'A special place in Hell' — faux feminists shill for Hillary

July 29, 2016
Issue 
Gloria Steinem and Madeleine Albright.

Back in February, former US Secretary of State Madeleine Albright told a rally in the lead up to the first Democratic Party presidential primary in New Hampshire, there is a “special place in hell” for women who don't support Hillary Clinton.

That same weekend, US feminist icon Gloria Steinem told a talk show that young women supporting presidential nominee Bernie Sanders over Clinton were chasing boys.

Feminists, inside and outside the US, unleashed a torrent of fiercely articulate reasons not to support Hillary: Her warmongering foreign policy record, her links to the private prison industry and mass jailings of Black people, and her support for her husband Bill Clinton's disastrously successful campaign to “end welfare as we know it”, and more.

Both Albright and Steinem were forced to apologise for denigrating young, left-wing feminists and Sanders went on to win the New Hampshire primary by a landslide. New Hampshire exit polls showed Sanders out-polled Clinton by around 60 points among women under 30.

The Clinton campaign — and, as we now know for sure via WikiLeaks, the Democratic Party machine — went into overdrive against the Sandernistas.

Celebrity millennial feminist and creator and star of hit television series Girls, Lena Dunham was recruited in January by the Clinton campaign to tour the US to get out the feminist youth vote. She published a travel blog on the Clinton campaign webpage.

“I believe that nothing will send a stronger message to America and the world at large than electing a competent, experienced, and brilliant woman to the highest office in the land,” she wrote.

“Our first female president would send a message that we are here. We are ready to lead. In fact, she has been leading all along.”

Dunham donned a series of lurid stars and stripes outfits emblazoned with Clinton's name, often in sequins, to deliver her easy, breezy dot points on why the US needs a female president to mainly campus audiences.

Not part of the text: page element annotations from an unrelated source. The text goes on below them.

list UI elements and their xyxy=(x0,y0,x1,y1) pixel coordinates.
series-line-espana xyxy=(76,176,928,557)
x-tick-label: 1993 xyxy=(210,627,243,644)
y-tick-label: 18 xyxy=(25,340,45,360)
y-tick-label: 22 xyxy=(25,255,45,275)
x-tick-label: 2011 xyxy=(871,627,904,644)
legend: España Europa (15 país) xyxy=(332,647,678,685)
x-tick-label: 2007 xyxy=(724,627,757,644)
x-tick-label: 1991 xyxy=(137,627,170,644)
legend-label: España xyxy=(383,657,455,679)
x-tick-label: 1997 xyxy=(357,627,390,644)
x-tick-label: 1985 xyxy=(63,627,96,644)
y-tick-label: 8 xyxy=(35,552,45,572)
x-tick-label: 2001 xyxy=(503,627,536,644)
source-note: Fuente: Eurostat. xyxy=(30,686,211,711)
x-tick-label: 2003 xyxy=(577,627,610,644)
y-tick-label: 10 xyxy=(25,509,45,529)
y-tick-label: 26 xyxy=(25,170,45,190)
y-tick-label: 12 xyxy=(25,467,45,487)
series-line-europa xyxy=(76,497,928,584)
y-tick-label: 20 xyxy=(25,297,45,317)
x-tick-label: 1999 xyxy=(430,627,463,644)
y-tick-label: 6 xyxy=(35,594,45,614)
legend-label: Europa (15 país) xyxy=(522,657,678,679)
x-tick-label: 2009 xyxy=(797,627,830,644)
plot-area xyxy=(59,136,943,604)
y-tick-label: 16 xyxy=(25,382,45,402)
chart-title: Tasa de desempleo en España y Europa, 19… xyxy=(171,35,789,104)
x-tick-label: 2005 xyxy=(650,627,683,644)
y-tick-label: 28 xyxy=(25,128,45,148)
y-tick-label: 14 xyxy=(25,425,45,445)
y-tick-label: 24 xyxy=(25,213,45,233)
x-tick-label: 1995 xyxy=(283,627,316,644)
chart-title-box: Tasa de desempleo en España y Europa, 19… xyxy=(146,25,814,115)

But by April, she was forced to respond to accusations she was missing the political point. She wrote an article for Time magazine denying that her support for Clinton was because of her sex: “Of course I recognize that Hillary's not perfect. She's been working hard in the public eye for a long time and she's made mistakes. It would be weird if she hadn't.

“She's repeatedly said that her greatest regret is her vote for the war in Iraq, and I agree that was a huge miscalculation. I believe she worked her heart out as Secretary of State to make up for it.

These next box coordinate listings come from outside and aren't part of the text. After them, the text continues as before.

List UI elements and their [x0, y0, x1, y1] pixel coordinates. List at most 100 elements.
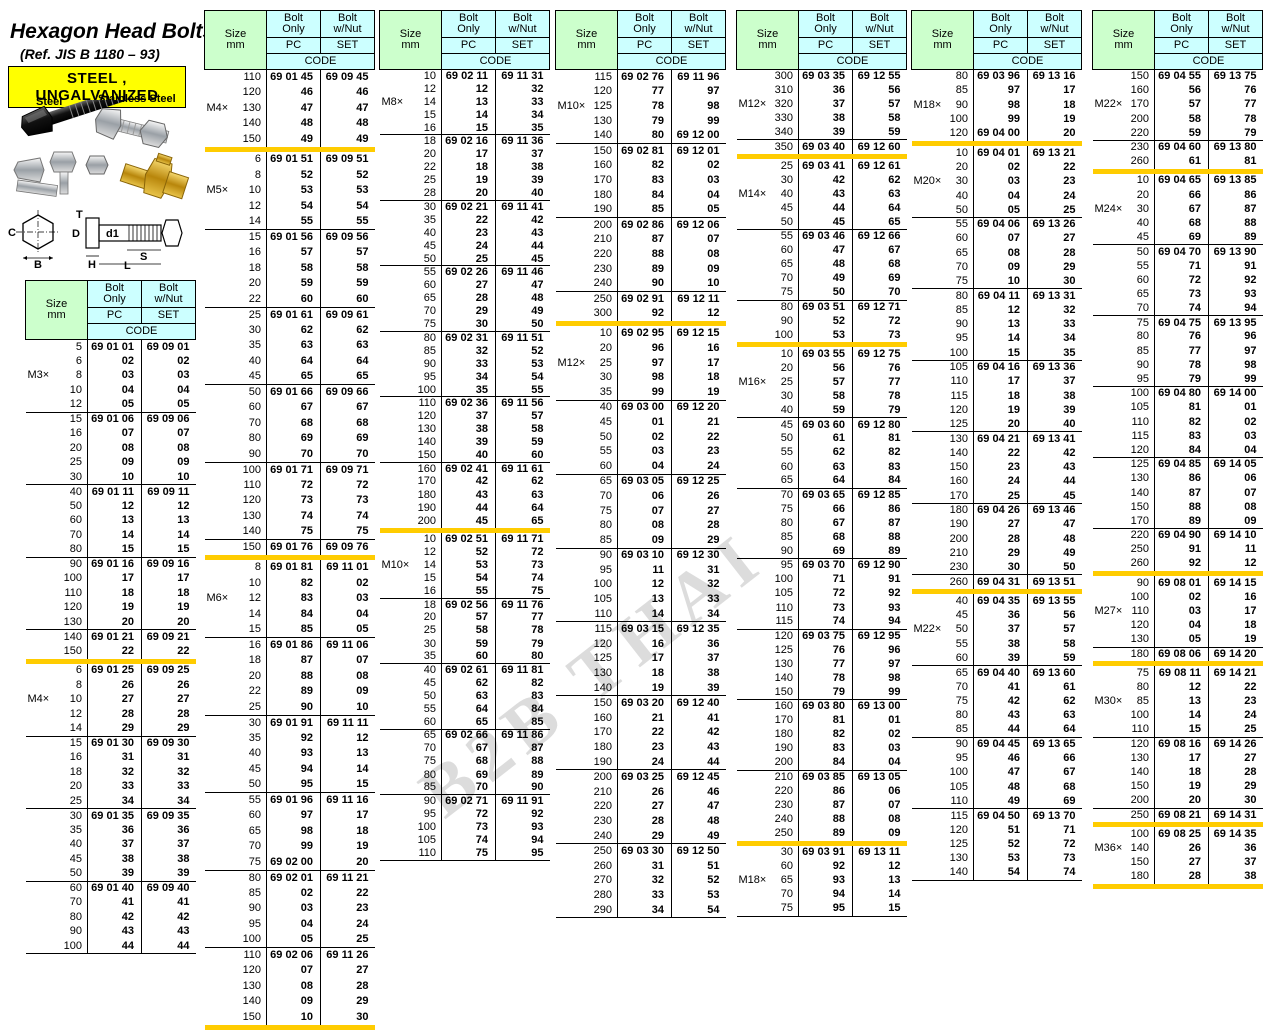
bolt-only-code-cell: 98	[266, 823, 321, 839]
bolt-wnut-code-cell: 89	[531, 768, 544, 781]
size-cell: 70	[204, 415, 267, 431]
table-row: 300 69 03 35 69 12 55	[736, 69, 907, 84]
table-row: 55 71 91	[1092, 258, 1263, 274]
size-cell: 75	[379, 318, 442, 332]
bolt-wnut-code-cell: 69 11 71	[501, 532, 544, 545]
table-row: 12 54 54	[204, 198, 375, 214]
table-row: 110 14 34	[555, 607, 726, 623]
size-cell: M4× 10	[25, 692, 88, 707]
table-row: 16 55 75	[379, 585, 550, 599]
bolt-wnut-code-cell: 64	[356, 354, 369, 367]
bolt-wnut-header: Bolt w/Nut	[1027, 10, 1082, 38]
bolt-only-code-cell: 20	[87, 615, 142, 630]
table-row: 80 69 02 01 69 11 21	[204, 870, 375, 886]
table-row: 40 37 37	[25, 837, 196, 852]
bolt-only-code-cell: 69 02 00	[266, 854, 321, 871]
bolt-only-code-cell: 43	[441, 488, 496, 502]
bolt-wnut-code-cell: 64	[531, 501, 544, 514]
table-row: 130 18 38	[555, 666, 726, 682]
size-cell: 18	[204, 653, 267, 669]
family-separator-row	[379, 527, 550, 533]
table-row: 280 33 53	[555, 888, 726, 904]
size-cell: 80	[911, 288, 974, 304]
table-row: 85 68 88	[736, 530, 907, 545]
size-cell: 85	[1092, 344, 1155, 359]
bolt-wnut-code-cell: 33	[177, 780, 190, 793]
bolt-wnut-code-cell: 69 11 26	[326, 949, 369, 961]
table-row: 80 69 02 31 69 11 51	[379, 331, 550, 345]
catalog-column-6: Size mm Bolt Only Bolt w/Nut PC SET CODE 80 69 03 …	[911, 10, 1082, 881]
bolt-only-code-cell: 68	[266, 415, 321, 431]
size-cell: 6	[204, 152, 267, 168]
size-cell: 140	[555, 128, 618, 144]
bolt-wnut-code-cell: 69 14 21	[1213, 666, 1257, 679]
size-cell: 115	[1092, 429, 1155, 444]
bolt-only-code-cell: 69 08 21	[1154, 808, 1209, 823]
bolt-wnut-code-cell: 97	[888, 657, 901, 670]
bolt-only-code-cell: 12	[617, 577, 672, 593]
bolt-wnut-code-cell: 69 14 35	[1213, 827, 1257, 840]
size-cell: 105	[379, 833, 442, 848]
size-cell: M36× 140	[1092, 841, 1155, 856]
table-row: 190 44 64	[379, 501, 550, 515]
table-row: 100 69 08 25 69 14 35	[1092, 827, 1263, 842]
size-cell: 80	[1092, 680, 1155, 695]
header-row: Size mm Bolt Only Bolt w/Nut	[1092, 10, 1263, 70]
bolt-wnut-code-cell: 70	[852, 285, 907, 301]
bolt-only-code-cell: 69 01 81	[266, 560, 321, 576]
table-row: 90 69 01 16 69 09 16	[25, 557, 196, 572]
size-cell: 210	[736, 770, 799, 785]
size-cell: 180	[736, 727, 799, 742]
table-row: 35 36 36	[25, 823, 196, 838]
dim-label-c: C	[8, 227, 16, 239]
yellow-separator	[1092, 822, 1263, 828]
bolt-only-code-cell: 79	[1154, 372, 1209, 388]
table-row: M24× 30 67 87	[1092, 202, 1263, 217]
table-row: M6× 12 83 03	[204, 591, 375, 607]
table-row: 160 21 41	[555, 710, 726, 726]
size-cell: 70	[555, 488, 618, 504]
size-cell: 160	[736, 699, 799, 714]
bolt-only-code-cell: 98	[973, 98, 1028, 113]
table-row: 10 69 02 51 69 11 71	[379, 532, 550, 546]
bolt-wnut-code-cell: 73	[531, 559, 544, 572]
bolt-wnut-code-cell: 09	[177, 456, 190, 469]
bolt-wnut-code-cell: 69 09 16	[146, 558, 190, 570]
table-row: 16 57 57	[204, 245, 375, 261]
bolt-wnut-code-cell: 67	[356, 401, 369, 414]
table-row: 200 20 30	[1092, 793, 1263, 809]
bolt-wnut-code-cell: 36	[707, 637, 720, 650]
bolt-wnut-code-cell: 72	[531, 545, 544, 558]
table-row: 20 17 37	[379, 148, 550, 162]
bolt-wnut-code-cell: 69 13 36	[1032, 361, 1076, 374]
bolt-wnut-code-cell: 48	[531, 292, 544, 305]
table-row: 65 69 04 40 69 13 60	[911, 665, 1082, 680]
bolt-only-code-cell: 12	[441, 82, 496, 96]
family-separator-row	[911, 589, 1082, 595]
bolt-only-code-cell: 47	[973, 765, 1028, 781]
table-row: 95 79 99	[1092, 372, 1263, 388]
yellow-separator	[1092, 884, 1263, 889]
bolt-only-code-cell: 68	[798, 530, 853, 545]
size-cell: 50	[736, 215, 799, 231]
bolt-wnut-code-cell: 69 11 76	[501, 598, 544, 611]
bolt-only-code-cell: 09	[266, 994, 321, 1010]
table-row: 30 69 02 21 69 11 41	[379, 200, 550, 214]
thread-size-prefix: M4×	[27, 693, 50, 706]
bolt-wnut-code-cell: 81	[1244, 155, 1257, 168]
bolt-wnut-code-cell: 10	[320, 699, 375, 716]
bolt-only-code-cell: 42	[441, 475, 496, 489]
table-row: M22× 50 37 57	[911, 622, 1082, 638]
bolt-only-code-cell: 17	[617, 651, 672, 667]
table-row: 105 69 04 16 69 13 36	[911, 360, 1082, 375]
bolt-wnut-header: Bolt w/Nut	[320, 10, 375, 38]
table-row: M3× 8 03 03	[25, 368, 196, 383]
size-cell: 130	[25, 615, 88, 630]
table-row: M27× 110 03 17	[1092, 604, 1263, 619]
bolt-wnut-code-cell: 42	[707, 726, 720, 739]
table-row: 230 30 50	[911, 560, 1082, 576]
bolt-wnut-code-cell: 57	[531, 409, 544, 422]
bolt-wnut-code-cell: 69 12 11	[677, 292, 720, 305]
bolt-wnut-code-cell: 69 12 61	[857, 159, 901, 172]
bolt-only-code-cell: 18	[617, 666, 672, 682]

“Wouldn't it be cool if everyone else who voted for that war did as much to promote peace and human rights around the world?”

Actually, as Secretary of State in the Obama administration in 2009, Clinton “promoted peace and human rights around the world” by, amongst other things, legitimising a military coup against left-leaning democratically elected president Manuel Zelaya in Honduras.

Despite international condemnation of the coup against a leader whose mild pro-worker reforms had upset the interests of US corporations, Clinton refused to recognise it as such. In its bloody aftermath, she opposed granting asylum to fleeing Honduran families.

In 2014, Honduran indigenous rights and environmental activist Berta Caceres accused Clinton of legitimising and institutionalising the coup. Caceres accused Clinton of supporting, including financially, the suppression of coup opponents.

Under Clinton, private contractors with experience in “counterinsurgency” in Afghanistan and Iraq were funded to support “improved community relations” with the Honduran military. Honduran soldiers were trained by US forces to suppress dissent.

In March, Caceres, who won the prestigious Goldman Environmental Prize last year for leading the campaign against the destructive Agua Zarca hydroelectric dam, was shot dead in her home by US-trained Honduran soldiers.

Caceres' daughter, Laura Zuniga Caceres, spoke at a demonstration outside the July 25 to 28 Democratic National Convention that confirmed Clinton's nomination.

“We don't want the money of the United States to support this violence that is taking our lives,” Laura Zuniga said. “My mother's life is a symbol of struggle; it's a symbol of resistance. And her assassination is a symbol of the violence that we're living today.”

Twenty grassroots groups took part in the protest outside the convention under the banner: “It takes Roots to Weather the Storm”. They carried a three-metre high puppet of Berta Caceres and called for a halt to US aid to Honduras's terrorist regime.

Inside, Dunham, in glamorous white satin, was joined on stage by America Ferrera, actor, star of feminist TV sitcom Ugly Betty and the daughter of Honduran migrants. If she was aware that the ghost of Berta Caceres was haunting proceedings it didn't show.

A consummate professional and no doubt eager not to join the masses of ordinary women — in Honduras and around the world, in our special place in Hell.